Hie und da sonnig

Es wird wärmer, aber der Regen bleibt uns treu

Österreich
12.05.2013 15:12
Die gute Nachricht ist, dass es nach und nach wieder wärmer wird. Allerdings bleibt die Sonne kein Dauergast - auch Schauer sind immer wieder zu erwarten, wie die Zentralanstalt für Meteorologie und Geodynamik am Sonntag prognostizierte.

Am Montag ziehen vom Tiroler Unterland entlang der Alpennordseite bis ins westliche Niederösterreich immer wieder Regenschauer durch. Schnee fällt dabei in Lagen oberhalb von 1.300 bis 2.000 Metern Seehöhe. Zwischenzeitlich zeigt sich aber auch die Sonne. In den übrigen Landesteilen bleibt es abgesehen von nur einzelnen kurzen Schauern trocken. Hier zeigt sich die Sonne öfters. Den meisten Sonnenschein gibt es mit Nordföhn an der Alpensüdseite. Der Wind weht mäßig bis lebhaft, am Alpenostrand auch kräftig aus West bis Nordwest. Von drei bis elf Grad in der Früh steigen die Temperaturen im Tagesverlauf auf zehn bis 18 Grad.
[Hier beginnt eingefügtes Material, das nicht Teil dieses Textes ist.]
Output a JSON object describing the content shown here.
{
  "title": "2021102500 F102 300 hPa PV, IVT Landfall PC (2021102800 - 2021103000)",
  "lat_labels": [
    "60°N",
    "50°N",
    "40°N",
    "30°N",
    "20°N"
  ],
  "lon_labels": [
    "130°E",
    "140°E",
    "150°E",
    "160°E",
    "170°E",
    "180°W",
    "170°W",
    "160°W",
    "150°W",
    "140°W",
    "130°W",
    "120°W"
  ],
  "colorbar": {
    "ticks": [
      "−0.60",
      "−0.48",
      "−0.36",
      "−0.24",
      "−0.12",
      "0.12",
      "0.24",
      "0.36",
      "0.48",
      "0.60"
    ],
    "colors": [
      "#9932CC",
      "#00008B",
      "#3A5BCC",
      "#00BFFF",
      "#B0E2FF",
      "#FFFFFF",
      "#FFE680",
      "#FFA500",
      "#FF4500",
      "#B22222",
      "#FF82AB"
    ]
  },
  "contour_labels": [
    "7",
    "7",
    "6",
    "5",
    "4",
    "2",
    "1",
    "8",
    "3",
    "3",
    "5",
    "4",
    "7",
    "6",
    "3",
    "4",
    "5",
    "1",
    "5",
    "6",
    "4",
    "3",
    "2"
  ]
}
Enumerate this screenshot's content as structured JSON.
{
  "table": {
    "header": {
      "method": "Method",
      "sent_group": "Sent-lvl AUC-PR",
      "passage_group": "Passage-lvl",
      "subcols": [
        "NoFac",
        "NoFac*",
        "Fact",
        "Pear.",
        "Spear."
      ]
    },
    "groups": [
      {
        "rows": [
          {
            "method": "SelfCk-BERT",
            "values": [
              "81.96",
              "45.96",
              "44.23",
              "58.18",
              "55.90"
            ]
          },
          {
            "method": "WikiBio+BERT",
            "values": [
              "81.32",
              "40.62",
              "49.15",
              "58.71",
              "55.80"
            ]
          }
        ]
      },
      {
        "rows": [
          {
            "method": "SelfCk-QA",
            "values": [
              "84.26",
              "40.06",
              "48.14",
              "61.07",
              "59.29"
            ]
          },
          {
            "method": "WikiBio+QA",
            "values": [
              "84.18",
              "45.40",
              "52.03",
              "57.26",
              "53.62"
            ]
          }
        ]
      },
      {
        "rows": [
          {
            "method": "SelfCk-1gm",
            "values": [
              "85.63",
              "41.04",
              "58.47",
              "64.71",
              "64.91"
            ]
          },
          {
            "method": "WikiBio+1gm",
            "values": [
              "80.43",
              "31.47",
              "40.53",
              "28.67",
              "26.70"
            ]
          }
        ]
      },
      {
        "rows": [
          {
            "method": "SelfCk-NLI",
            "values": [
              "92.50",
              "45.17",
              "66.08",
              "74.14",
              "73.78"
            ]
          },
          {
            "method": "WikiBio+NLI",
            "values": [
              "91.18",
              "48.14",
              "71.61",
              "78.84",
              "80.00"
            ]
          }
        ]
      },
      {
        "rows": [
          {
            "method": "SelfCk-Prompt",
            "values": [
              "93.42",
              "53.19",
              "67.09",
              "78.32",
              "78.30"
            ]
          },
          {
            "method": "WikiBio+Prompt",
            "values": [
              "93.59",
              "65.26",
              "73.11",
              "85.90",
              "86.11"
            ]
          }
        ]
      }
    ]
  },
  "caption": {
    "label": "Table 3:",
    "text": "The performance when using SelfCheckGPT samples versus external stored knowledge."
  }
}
Anfangs einige Störungsreste halten sich am Dienstag vor allem im nördlichen Alpenvorland sowie im Norden und Osten. In der Folge kann sich jedoch die Sonne rasch durchsetzen und damit überwiegt bis zum Abend verbreitet der sonnige und trockene Wettercharakter. Den meisten Sonnenschein gibt es in Vorarlberg sowie zwischen Osttirol und dem südlichen Burgenland. Dazu ist es nur schwach windig. Die Temperaturen steigen von zwei bis zwölf Grad am Morgen im Tagesverlauf auf 16 bis 22 Grad.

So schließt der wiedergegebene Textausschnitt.